What are the different types of errors in JavaScript?

JavaScript

The short answer

JavaScript has several built-in error types: SyntaxError (invalid code), ReferenceError (undefined variable), TypeError (wrong type), RangeError (value out of range), URIError (bad URI), and EvalError. You can also create custom errors by extending the Error class.

The common error types

SyntaxError — the code is not valid JavaScript. The engine cannot parse it:

// Missing closing bracket
const obj = { name: 'John'; // SyntaxError
// Invalid syntax
let 123abc = 'hello'; // SyntaxError

These are caught before the code runs — during parsing.

ReferenceError — you are using a variable that does not exist:

console.log(myVariable); // ReferenceError: myVariable is not defined
// Also happens with TDZ
console.log(x); // ReferenceError
let x = 10;

TypeError — you are using a value in a way that is not allowed for its type:

null.toString(); // TypeError: Cannot read properties of null
undefined.map(); // TypeError: undefined is not a function
const num = 42;
num(); // TypeError: num is not a function

This is the most common error type you will see in JavaScript.

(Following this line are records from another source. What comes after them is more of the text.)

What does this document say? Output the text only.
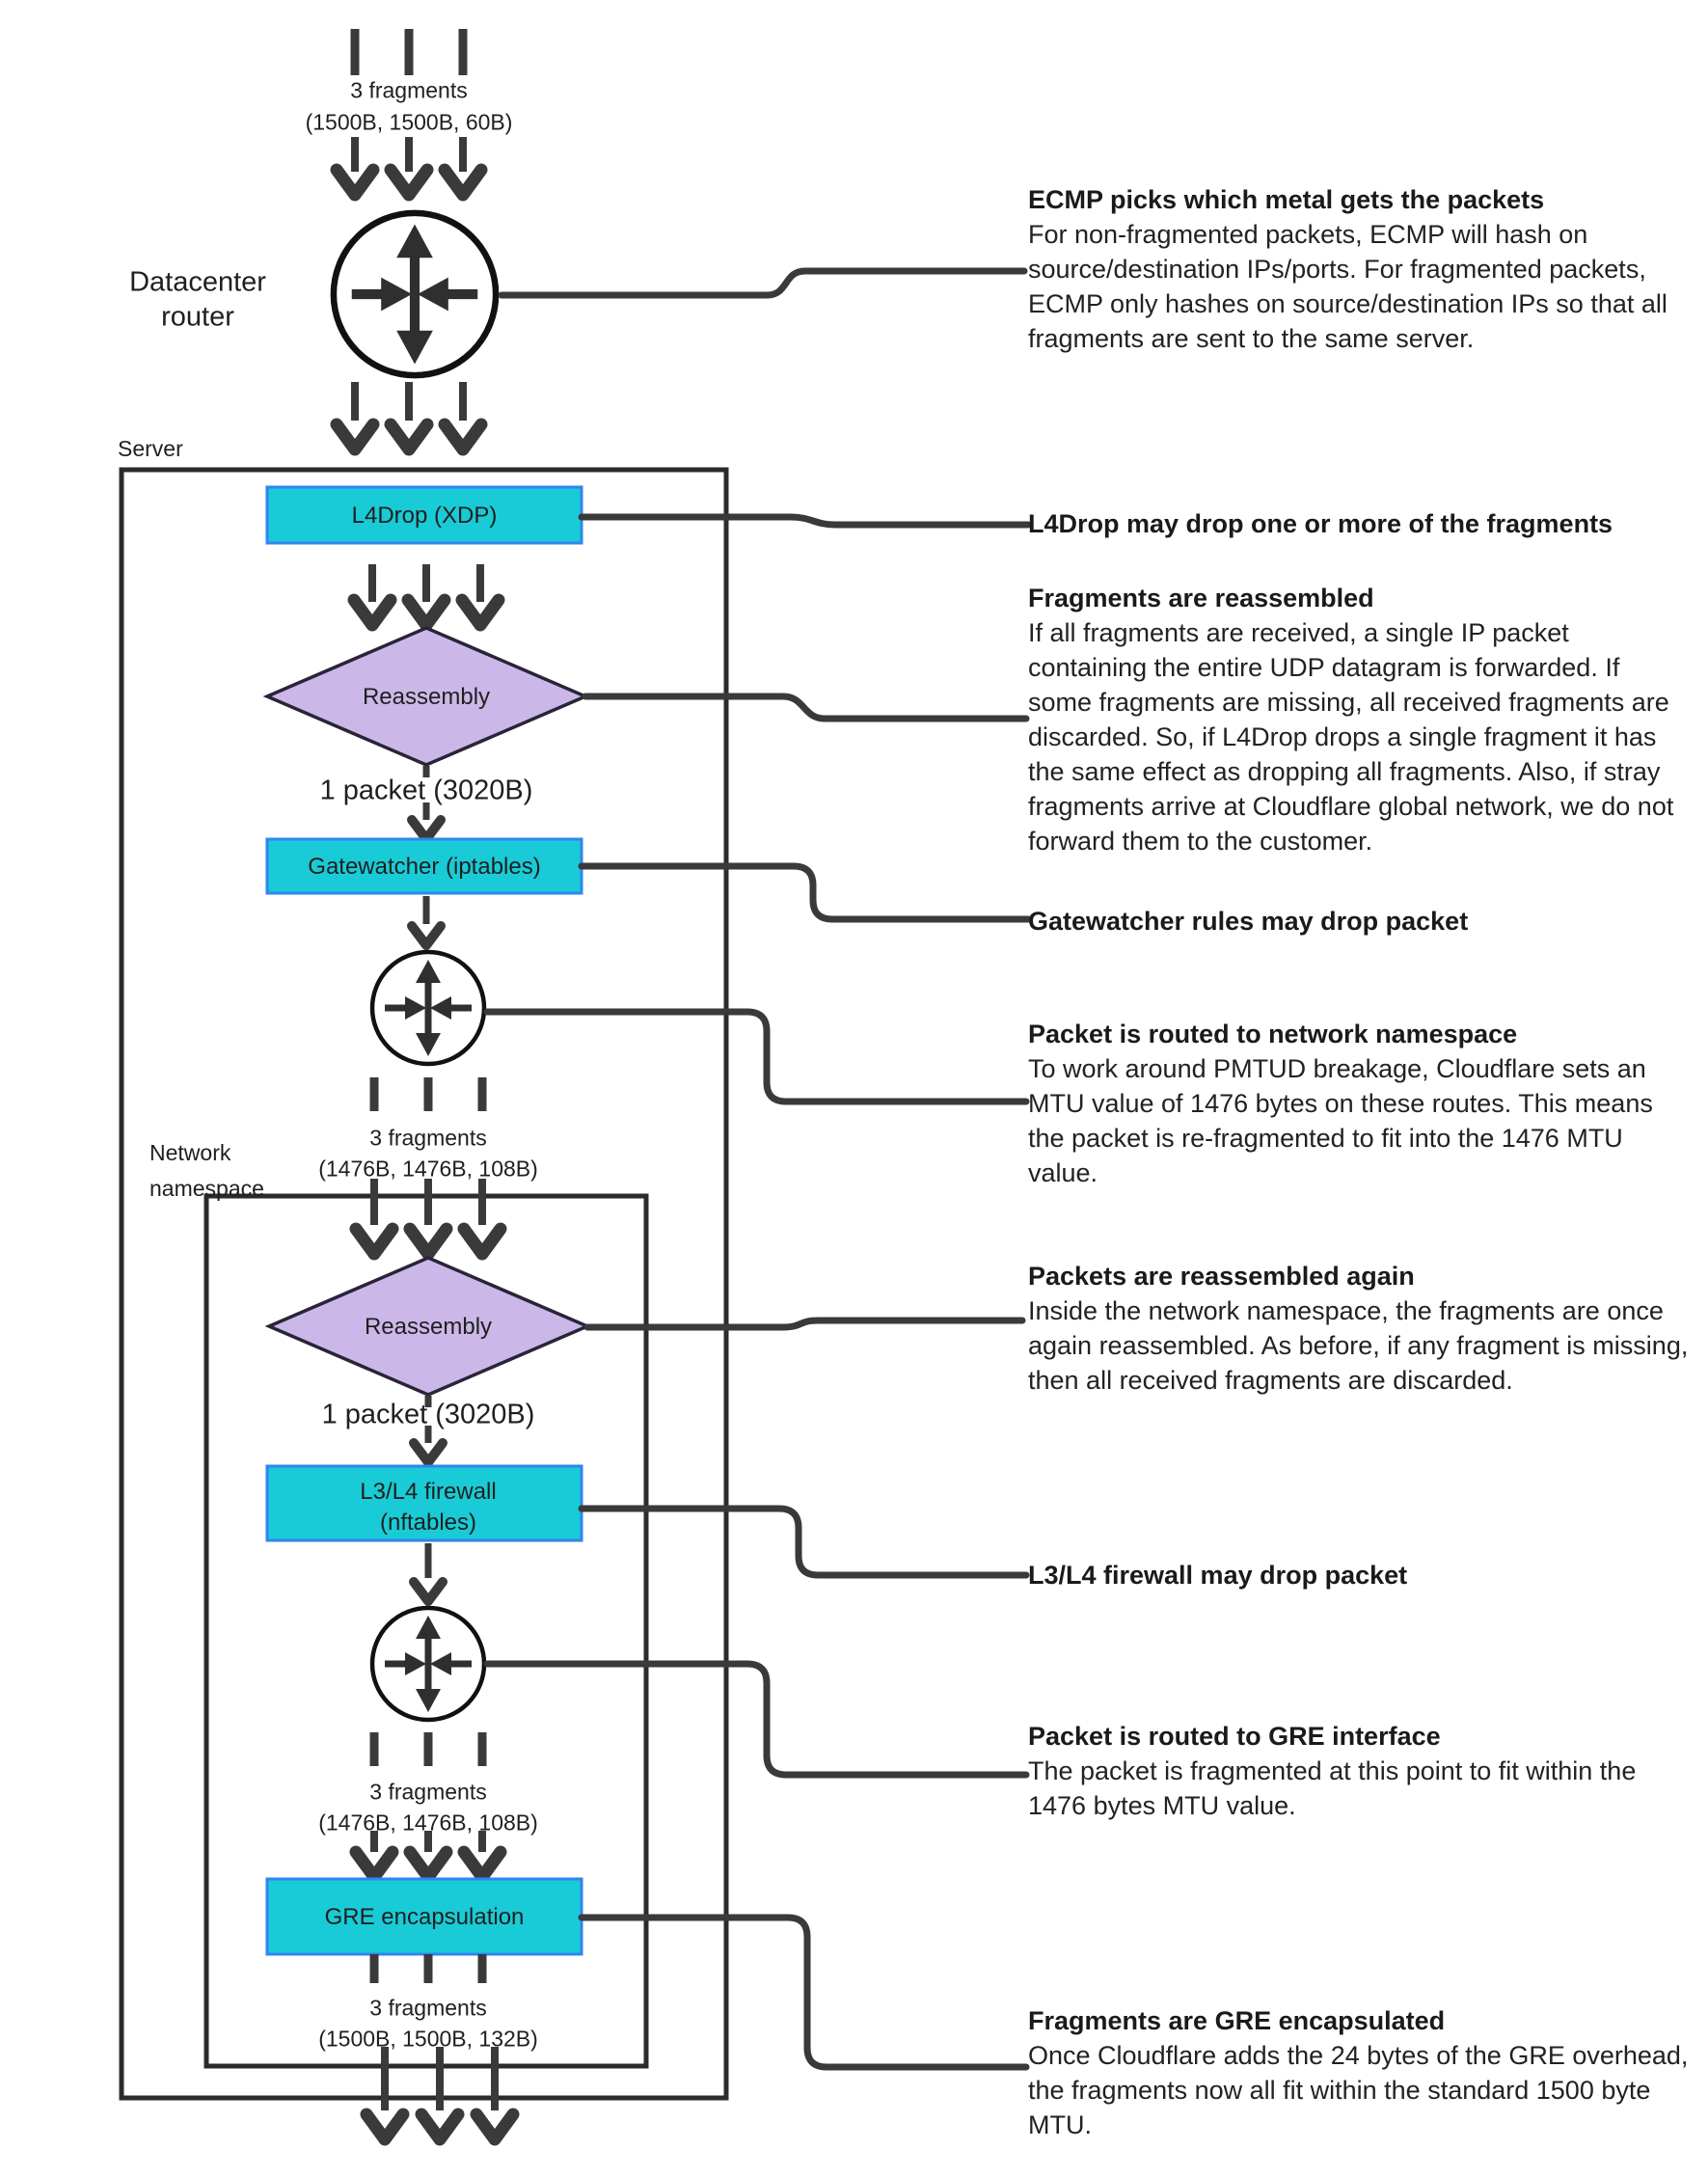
3 fragments
(1500B, 1500B, 60B)
Datacenter
router
Server
L4Drop (XDP)
Reassembly
1 packet (3020B)
Gatewatcher (iptables)
3 fragments
(1476B, 1476B, 108B)
Network
namespace
Reassembly
1 packet (3020B)
L3/L4 firewall
(nftables)
3 fragments
(1476B, 1476B, 108B)
GRE encapsulation
3 fragments
(1500B, 1500B, 132B)
ECMP picks which metal gets the packets
For non-fragmented packets, ECMP will hash on source/destination IPs/ports. For fragmented packets, ECMP only hashes on source/destination IPs so that all fragments are sent to the same server.
L4Drop may drop one or more of the fragments
Fragments are reassembled
If all fragments are received, a single IP packet containing the entire UDP datagram is forwarded. If some fragments are missing, all received fragments are discarded. So, if L4Drop drops a single fragment it has the same effect as dropping all fragments. Also, if stray fragments arrive at Cloudflare global network, we do not forward them to the customer.
Gatewatcher rules may drop packet
Packet is routed to network namespace
To work around PMTUD breakage, Cloudflare sets an MTU value of 1476 bytes on these routes. This means the packet is re-fragmented to fit into the 1476 MTU value.
Packets are reassembled again
Inside the network namespace, the fragments are once again reassembled. As before, if any fragment is missing, then all received fragments are discarded.
L3/L4 firewall may drop packet
Packet is routed to GRE interface
The packet is fragmented at this point to fit within the 1476 bytes MTU value.
Fragments are GRE encapsulated
Once Cloudflare adds the 24 bytes of the GRE overhead, the fragments now all fit within the standard 1500 byte MTU.
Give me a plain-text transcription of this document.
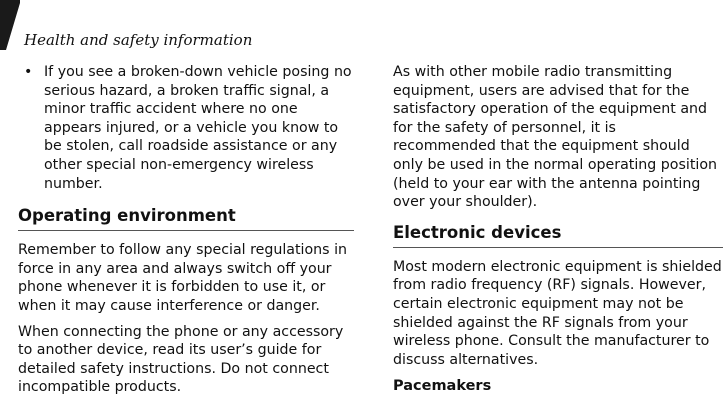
Health and safety information
• If you see a broken-down vehicle posing no serious hazard, a broken traffic signal, a minor traffic accident where no one appears injured, or a vehicle you know to be stolen, call roadside assistance or any other special non-emergency wireless number.
Operating environment

Remember to follow any special regulations in force in any area and always switch off your phone whenever it is forbidden to use it, or when it may cause interference or danger.

When connecting the phone or any accessory to another device, read its user’s guide for detailed safety instructions. Do not connect incompatible products.

As with other mobile radio transmitting equipment, users are advised that for the satisfactory operation of the equipment and for the safety of personnel, it is recommended that the equipment should only be used in the normal operating position (held to your ear with the antenna pointing over your shoulder).

Electronic devices

Most modern electronic equipment is shielded from radio frequency (RF) signals. However, certain electronic equipment may not be shielded against the RF signals from your wireless phone. Consult the manufacturer to discuss alternatives.

Pacemakers
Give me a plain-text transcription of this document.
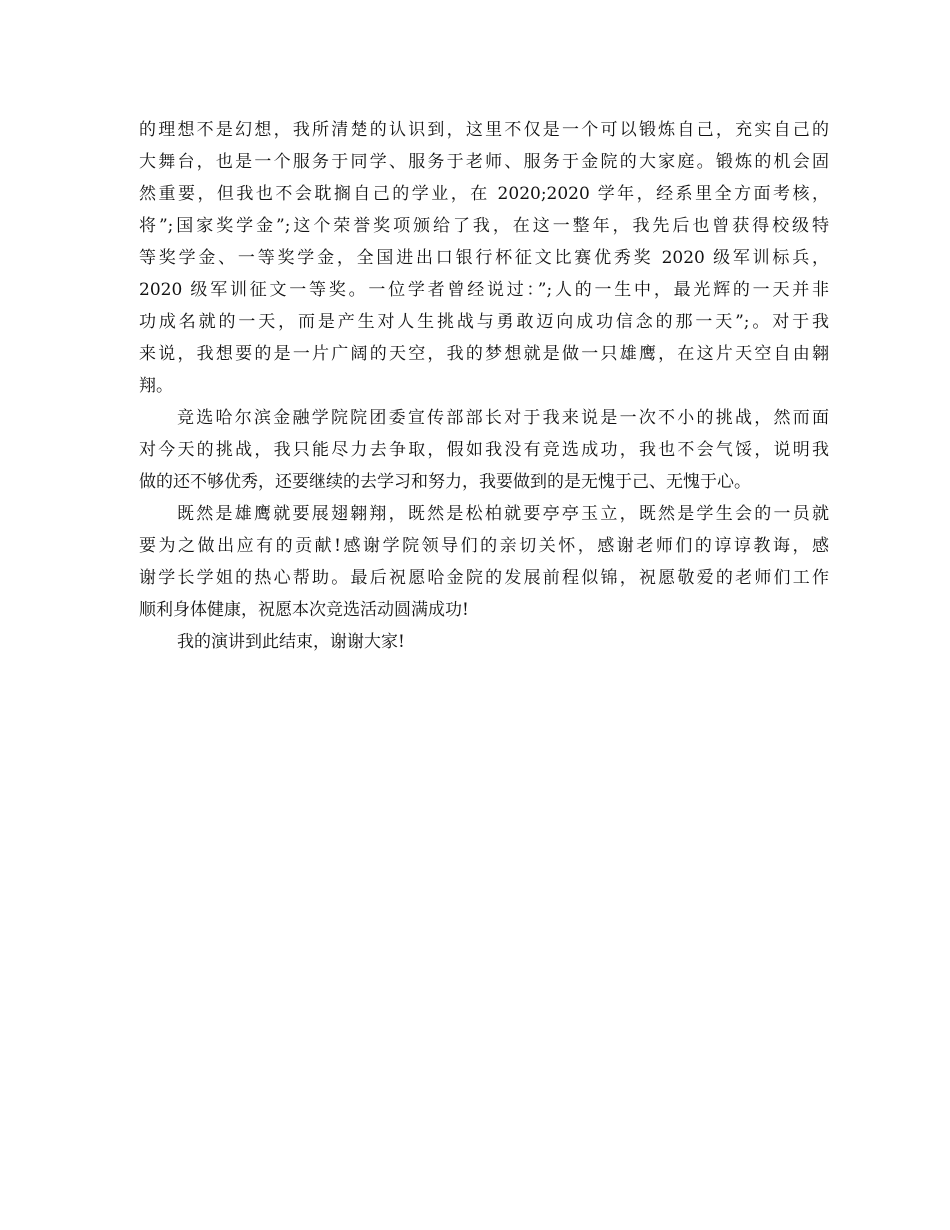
的理想不是幻想，我所清楚的认识到，这里不仅是一个可以锻炼自己，充实自己的
大舞台，也是一个服务于同学、服务于老师、服务于金院的大家庭。锻炼的机会固
然重要，但我也不会耽搁自己的学业，在 2020;2020 学年，经系里全方面考核，
将”;国家奖学金”;这个荣誉奖项颁给了我，在这一整年，我先后也曾获得校级特
等奖学金、一等奖学金，全国进出口银行杯征文比赛优秀奖 2020 级军训标兵，
2020 级军训征文一等奖。一位学者曾经说过：”;人的一生中，最光辉的一天并非
功成名就的一天，而是产生对人生挑战与勇敢迈向成功信念的那一天”;。对于我
来说，我想要的是一片广阔的天空，我的梦想就是做一只雄鹰，在这片天空自由翱
翔。
竞选哈尔滨金融学院院团委宣传部部长对于我来说是一次不小的挑战，然而面
对今天的挑战，我只能尽力去争取，假如我没有竞选成功，我也不会气馁，说明我
做的还不够优秀，还要继续的去学习和努力，我要做到的是无愧于己、无愧于心。
既然是雄鹰就要展翅翱翔，既然是松柏就要亭亭玉立，既然是学生会的一员就
要为之做出应有的贡献!感谢学院领导们的亲切关怀，感谢老师们的谆谆教诲，感
谢学长学姐的热心帮助。最后祝愿哈金院的发展前程似锦，祝愿敬爱的老师们工作
顺利身体健康，祝愿本次竞选活动圆满成功!
我的演讲到此结束，谢谢大家!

RangeError — a value is outside the allowed range:

new Array(-1); // RangeError: Invalid array length
(1).toFixed(200); // RangeError: toFixed() digits argument must be between 0 and 100

Custom errors

You can create your own error types for better error handling:

class ValidationError extends Error {
constructor(field, message) {
super(message);
this.name = 'ValidationError';
this.field = field;
}
}
function validateAge(age) {
if (age < 0 || age > 150) {
throw new ValidationError(
'age',
'Age must be between 0 and 150'
);
}
}
try {
validateAge(-5);
} catch (error) {
if (error instanceof ValidationError) {
console.log(`${error.field}: ${error.message}`);
}
}

Interview Tip

Focus on the three most common types: TypeError, ReferenceError, and SyntaxError. Give a one-line example for each. If the interviewer asks about custom errors, show the extends Error pattern. Knowing when each type occurs shows you can debug errors quickly.

Why interviewers ask this

This tests basic JavaScript knowledge. Interviewers want to see if you can identify what kind of error you are dealing with, which helps in debugging. Knowing the difference between a TypeError and a ReferenceError means you can find the root cause faster.